By Richard Bailey
How many of us have a dream of Christmas, as we used to know it, beginning around December 1 or even as early as Halloween and thereon until December 25?
Probably most folk spend some of their sleeping hours in dreams, as well as thoughts in waking hours, that re-connect us with the nostalgia of Christmases past.
My experience as a therapist, now retired, is one of helping people struggle with their depression around the holidays. Memories of terrible Christmases re-emerge for some and for others their current problematic realities mean this Christmas will not be pleasant. The contrasting social myth about the wonder of Christmas strikes these people hard.
It is not only the clinical population who suffer from holiday blues. Many people experience a situational depression around this time of year that is mostly about expectations and disappointment. Expectations are high: Peace on Earth, Good Will to Men, Mr. Scrooge discovering the gift of giving just in time, families together in harmony, great food and drink, wondrous gifts for all, Santa coming down the chimney, childhood visions of sugarplums dancing in our head!
When this doesn’t come together perfectly, well we suffer a sense of sadness and loss. Since we want to prevent that disappointment, we work hard to maintain the magic – especially for the children around us.

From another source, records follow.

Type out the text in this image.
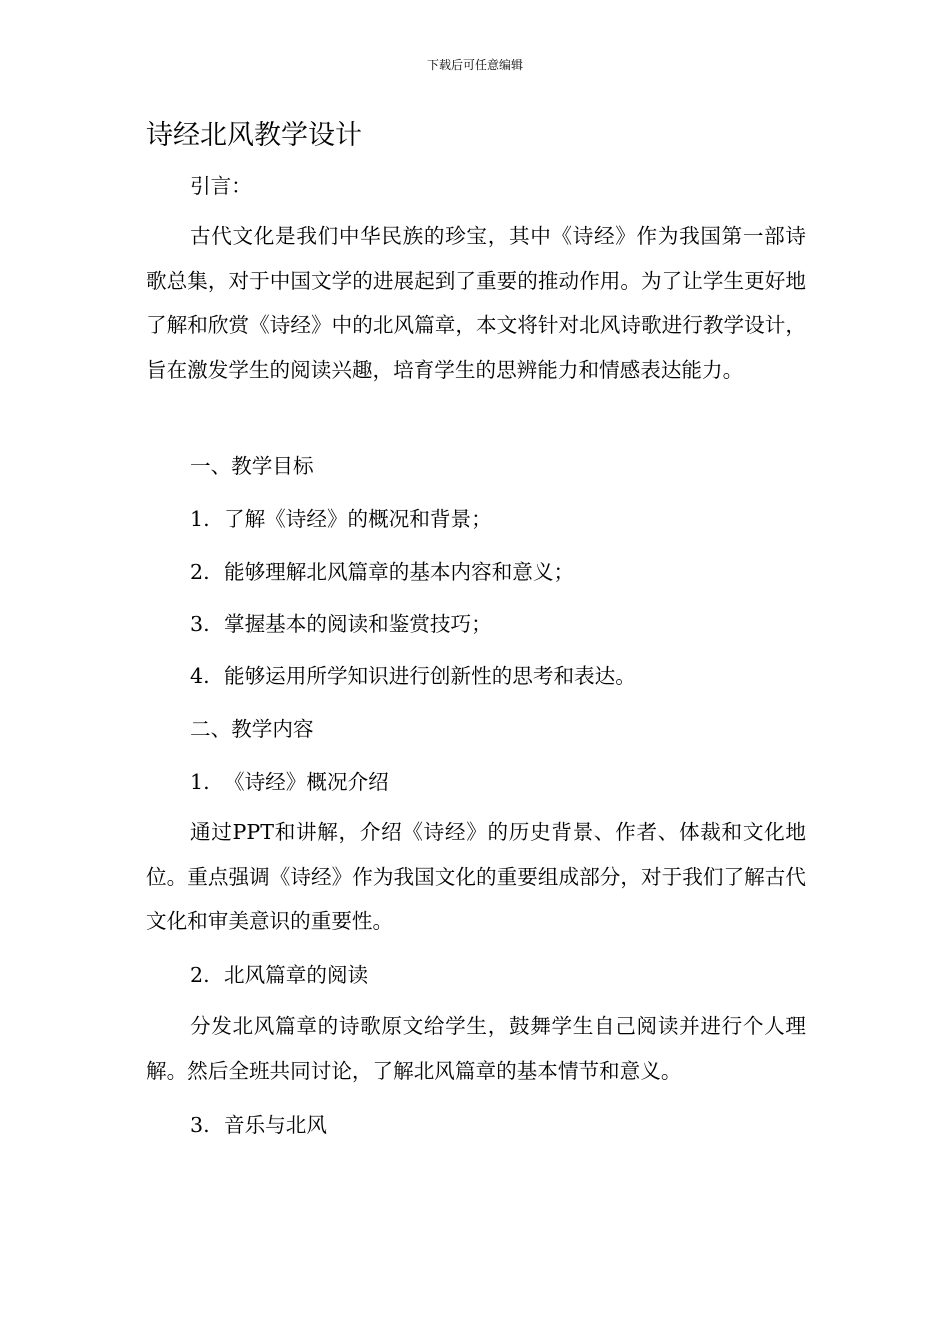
下载后可任意编辑
诗经北风教学设计

引言：

古代文化是我们中华民族的珍宝，其中《诗经》作为我国第一部诗歌总集，对于中国文学的进展起到了重要的推动作用。为了让学生更好地了解和欣赏《诗经》中的北风篇章，本文将针对北风诗歌进行教学设计，旨在激发学生的阅读兴趣，培育学生的思辨能力和情感表达能力。

一、教学目标

1. 了解《诗经》的概况和背景；

2. 能够理解北风篇章的基本内容和意义；

3. 掌握基本的阅读和鉴赏技巧；

4. 能够运用所学知识进行创新性的思考和表达。

二、教学内容

1. 《诗经》概况介绍

通过PPT和讲解，介绍《诗经》的历史背景、作者、体裁和文化地位。重点强调《诗经》作为我国文化的重要组成部分，对于我们了解古代文化和审美意识的重要性。

2. 北风篇章的阅读

分发北风篇章的诗歌原文给学生，鼓舞学生自己阅读并进行个人理解。然后全班共同讨论，了解北风篇章的基本情节和意义。

3. 音乐与北风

Most of us had good childhood Christmases. We benefitted from our parents’ labouring hard and long to create the magic of Christmas. It is a labour of love. It worked and we had wonderful joy and stored away marvelous memories.
Many of the people we remember from those times most fondly might well be long gone today. We are most nostalgic about them during the holidays. Nostalgia is from the Greek, nostos- homecoming, algos- pain.
We try to maintain the magic of Christmas for our children, grandchildren and others. It is a difficult job – it takes a lot of effort, money, time, energy. But we do it as well as we can and those around us benefit from our efforts just as we did from the generosity of others long ago.
European culture, which is the root of most of our Christmas traditions, has had various important holidays going back to earliest pre-Christian history that were celebrated at this time of the year. In the Northern Hemisphere, the Winter Solstice, longest night and shortest day, is December 21.
It makes sense to have a holiday to lighten the darkest time of the year.
It is a stressful time of year. The over-winter survival of early Europeans depended on these preparations: Have we stored enough food to make it through the cold and barren winter? Will our clothing and shelter keep us from freezing? Are we safe from predators and raiders who hunt in the night?
It is the time of year long past the harvest and before the worst of winter. Just as in ancient times, our natural bodily response to the short days, lack of daylight, vitamin D and warmth is to slow down. We sleep a lot, we want to nest close to others around the fire to prevent freezing. We eat fattening foods and gain weight to survive the lack of food through the remaining cold months.
Historians are not sure when Jesus, son of Mary and Joseph, was born in a manger in Bethlehem; some think it was probably in the spring. Somehow, the European pagan Winter Solstice Holidays became linked with the birth of Jesus on or about December 21, now the 25th.
Hence, we have Christmas around the Winter Solstice. We need something to give us good will and assurance we will make it through to spring.
Among Christians, celebrating the birth of Jesus is meant to fill us with joy and faith in a better future filed with love, hope and life reborn! Christmas has evolved far from marking the birth of Christ but still represents light in the darkest time of year and hope for rebirth in the spring.
I am pleased Christmas is not simply a race for the most presents here in the Algarve. Getting together with family, sharing some gifts, caring are wonderful traditions. The baked or boiled bacalhau is an acquired taste I have yet to acquire.
This year, if we do what we can do to reflect the joys of Christmas past with those we touch we will have a good Christmas, different in many ways but still … like the ones we used to know.
|| Richard Baily and his wife Jan retired to Portugal nearly two years ago. They lived in California in Cotati, in the Sonoma County Wine Country, just North of San Francisco. They decided to move to Portugal as they enjoy the Portuguese culture, friendly people, great climate, interesting history and reasonable prices. The couple has joined the Rotary Club of Silves to continue their many years as Rotarians. Richard studied psychology and social work. His career included many years as practitioner and administrator in residential treatment with abused/neglected children as well as having a full-time private practice in Marin County, California.